Schaghticoke Indian Nation wins a round in court

I wonder why this story isn't being covered in the media. The Schaghticoke case can have a huge impact on Connecticut if their tribe is recognized by the federal government and they just won a ruling in Federal court today.

U.S. District Court Judge Peter Dorsey has ruled that the tribe may submit new evidence to the BIA about tribal marriage rates during the first half of the 19th century to prove the tribe's continuous community and political authority while the agency prepares its reconsidered final decision.

The BIA's January 2004 decision to grant the Schaghticoke federal acknowledgement was vacated in May by the Interior Board of Indian Appeals on appeal by the state, and remanded back to the BIA for reconsideration.

The new evidence will respond to a statement from the Office of Federal Acknowledgement to the appeals board last December - 18 months after the tribe was federally acknowledged - that researchers had unintentionally used inconsistent methods to calculate intra-tribal marriage rates and had made a mathematical error.

The new documents and reply briefs from interveners will be filed during the next few weeks under a tight timeline set by Dorsey.
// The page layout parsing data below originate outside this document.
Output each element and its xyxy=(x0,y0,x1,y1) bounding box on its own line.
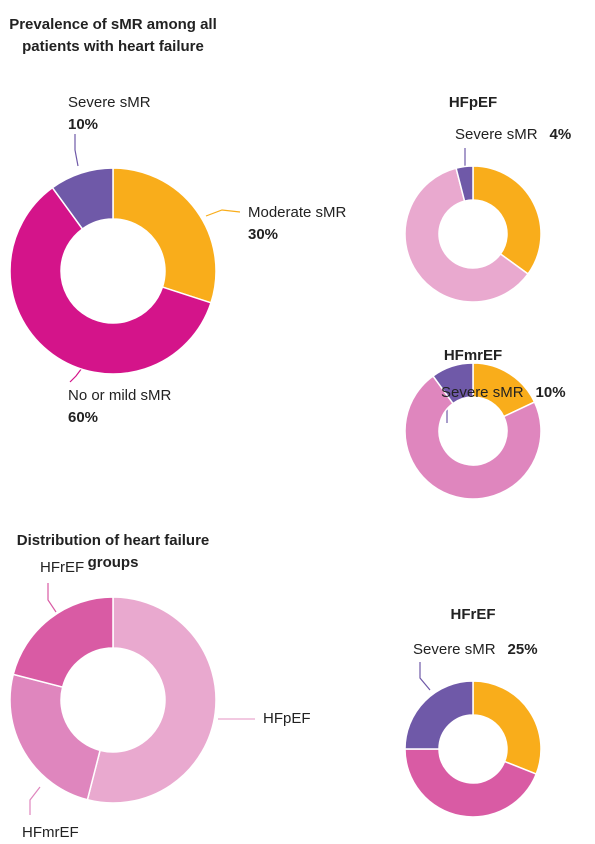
chart-title: HFmrEF xyxy=(443,347,503,364)
donut-segment xyxy=(404,680,474,750)
value-label: 10% xyxy=(535,384,566,401)
leader-line xyxy=(74,134,79,167)
donut-segment xyxy=(9,186,212,375)
donut-segment xyxy=(455,165,474,202)
chart-title: Prevalence of sMR among all patients wit… xyxy=(9,16,217,55)
leader-line xyxy=(69,367,83,383)
donut-segment xyxy=(472,680,542,776)
chart-title: HFrEF xyxy=(450,606,496,623)
slice-label: HFpEF xyxy=(263,708,343,730)
leader-lines xyxy=(29,134,466,815)
value-label: 4% xyxy=(549,126,572,143)
chart-title: HFpEF xyxy=(448,94,498,111)
category-label: HFpEF xyxy=(263,710,311,727)
slice-label: Severe sMR 10% xyxy=(441,382,595,404)
category-label: No or mild sMR xyxy=(68,387,172,404)
slice-label: Severe sMR 10% xyxy=(68,92,188,136)
chart-title: Distribution of heart failure groups xyxy=(16,532,210,571)
slice-label: HFmrEF xyxy=(22,822,102,844)
donut-segment xyxy=(112,167,217,304)
leader-line xyxy=(29,786,41,815)
category-label: Severe sMR xyxy=(68,94,151,111)
value-label: 60% xyxy=(68,409,99,426)
donut-segment xyxy=(431,362,474,405)
category-label: Severe sMR xyxy=(455,126,538,143)
donut-segment xyxy=(86,596,217,804)
donut-segment xyxy=(404,374,542,500)
donut-segment xyxy=(472,165,542,276)
donut-segment xyxy=(404,167,530,303)
donut-segment xyxy=(51,167,114,230)
leader-line xyxy=(47,583,57,613)
donut-segment xyxy=(12,596,114,688)
slice-label: Severe sMR 25% xyxy=(413,639,593,661)
category-label: Moderate sMR xyxy=(248,204,347,221)
slice-label: Moderate sMR 30% xyxy=(248,202,348,246)
value-label: 25% xyxy=(507,641,538,658)
category-label: HFrEF xyxy=(40,559,85,576)
category-label: Severe sMR xyxy=(441,384,524,401)
donut-segment xyxy=(9,673,101,801)
leader-line xyxy=(205,209,241,217)
slice-label: HFrEF xyxy=(40,557,120,579)
slice-label: Severe sMR 4% xyxy=(455,124,595,146)
value-label: 10% xyxy=(68,116,99,133)
donut-segment xyxy=(404,748,538,818)
category-label: HFmrEF xyxy=(22,824,79,841)
category-label: Severe sMR xyxy=(413,641,496,658)
value-label: 30% xyxy=(248,226,279,243)
slice-label: No or mild sMR 60% xyxy=(68,385,228,429)
leader-line xyxy=(419,662,431,691)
The federal judge has overseen all procedures in the BIA's evaluation of the Schaghticokes' petition because of the tribe's pending land claims for 2,150 acres of undeveloped land abutting the 300-member tribe's 400-acre reservation on Schaghticoke Mountain.

The ruling also extends the BIA's decision deadline by 30 days to Oct. 12.
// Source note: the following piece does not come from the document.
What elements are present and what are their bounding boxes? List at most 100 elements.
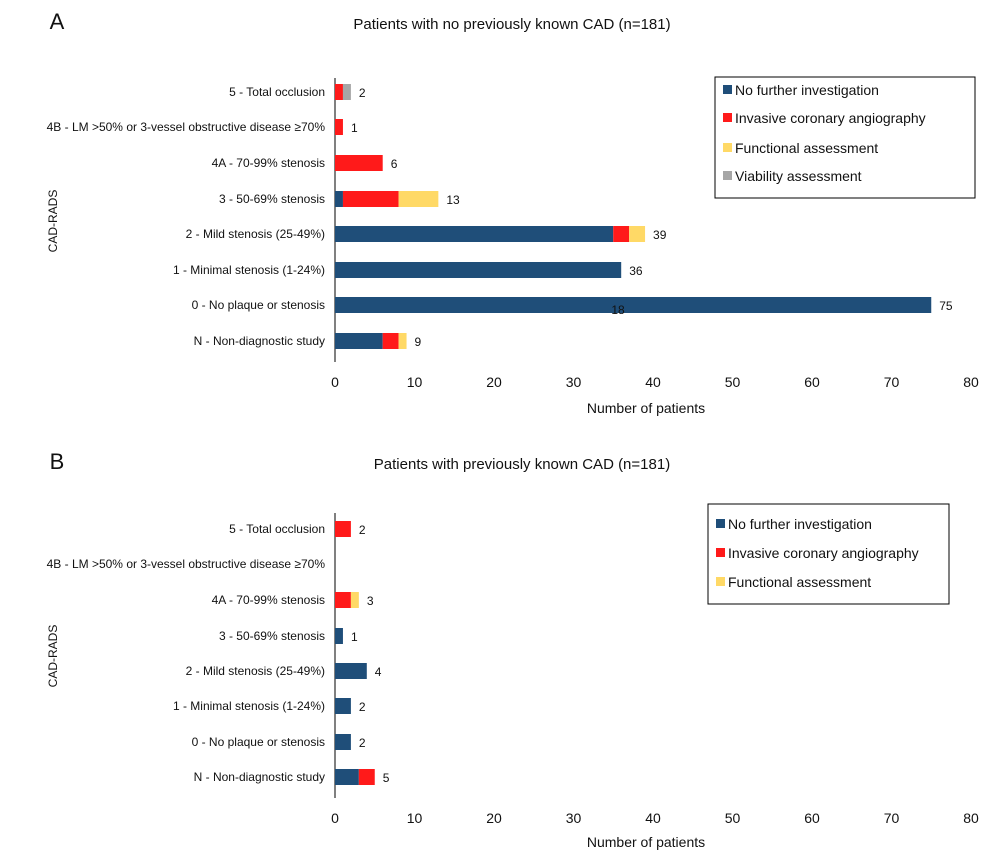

OFA Director Lee Fleming, in a July 14 ''technical assistance'' letter to Schaghticoke Tribal Nation Chief Richard Velky, requested specific documents ''from 1801 to about 1850,'' including vital statistics and court cases cited in previous submissions, and legible photocopies of original handwritten overseers' reports for the same period.

What's at the heart of the matter here is if the Schaghticoke become recognized, they could build casinos in Western Conneticut and that doesn't sit so well with some people.

We'll keep a closer eye on this story and see how it plays out but again I ask, why hasn't this story appeared in the press? You would think this is an important story for obvious reasons.